In addition, I suspect, given that every time you walk into a Starbucks your phone is probably connecting to the network "Google Starbucks", that they probably know how you feel about coffee.
Interesting - as an advertiser I generally recommend using the email address "sent from" as your main source of targeting but combining that with specific keywords within the gmail campaign can be super helpful at finding people at the exact right time.
An interesting idea but I find it hard to see this taking off and becomming the norm. They need to sell it to Google or something so they don't have to rely on the browser.
Also, rewarding users with "premium content" or let them "donate it to publsihers" doesn't seem too realistic.
I like the idea but I see some major hurdles before this takes off.
It looks to me like they want to do a Netflix like system but for long form content. The $5 goes towards hiring a specific writer to do a specific in depth article (or series). Unless I am misunderstanding.
You're probably getting down-voted because (aside from the off-topic comment) that isn't how copyright works. In most cases copyright starts from the time the work is created, and lasts for a specific period of time (Disney-style exceptions notwithstanding), whether copyright is explicitly declared or not.
The copyright notice only serves (informally) to indicate the start-point for this time.
I think the idea is addressing these people (like me) that were used to seeing those "Last edited on XX-XX-XXXX" notices at the footer of HTML pages and worry that the project may be dead/outdated if the date is old.
Now that I think about it, is this why people puts "Copyright $initial_year - $current_year"? Because as you rightly say, only $initial_year is legally relevant.
> Now that I think about it, is this why people puts "Copyright $initial_year - $current_year"? Because as you rightly say, only $initial_year is legally relevant.

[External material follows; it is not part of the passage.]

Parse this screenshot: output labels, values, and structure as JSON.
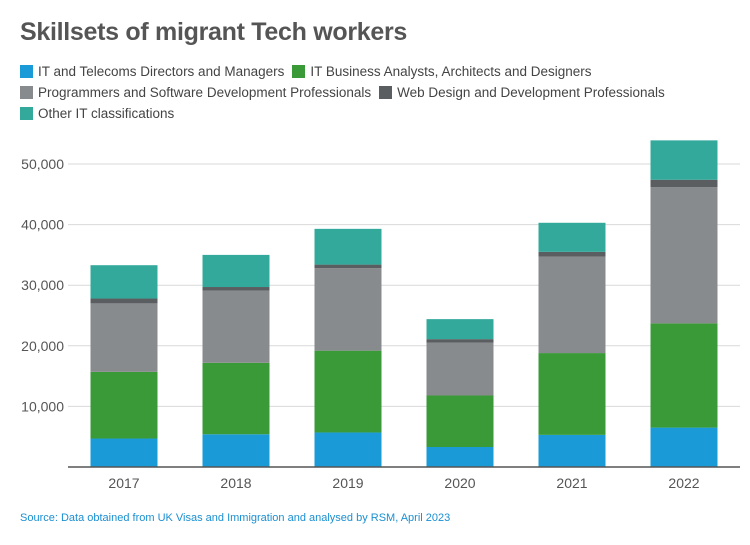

Both are, actually, and $current_year may be the most relevant. That formulation generally indicates that the current work was created in $current_year, but is a derivative (possibly through a chain of intermediaries) of a work created in $initial_year.
Derivatives are independent works with their own copyrights, and copyrights of works where the author for copyright purposes is a corporation rather than a natural purpose last a fixed time from the creation of the work in the US, currently, IIRC, 95 years.
So something that says (assuming accuracy of the notice) Copyright 2001-2017, with a corporate author, will be out of copyright (barring further extensions) in 2102, but is ultimately based on an earlier version that will be out of copyright in 2096.
Of course, a lot of websites use automatically updating and false dates for copyright notices, and anyhow the usual current advice is not to include a date at all.
Hmmm I see, I didn't assume people meant that the subsequent updates of the website are intended o be considered derivative works, but for instance by similarity to different editions of a book, I guess this is actually the case?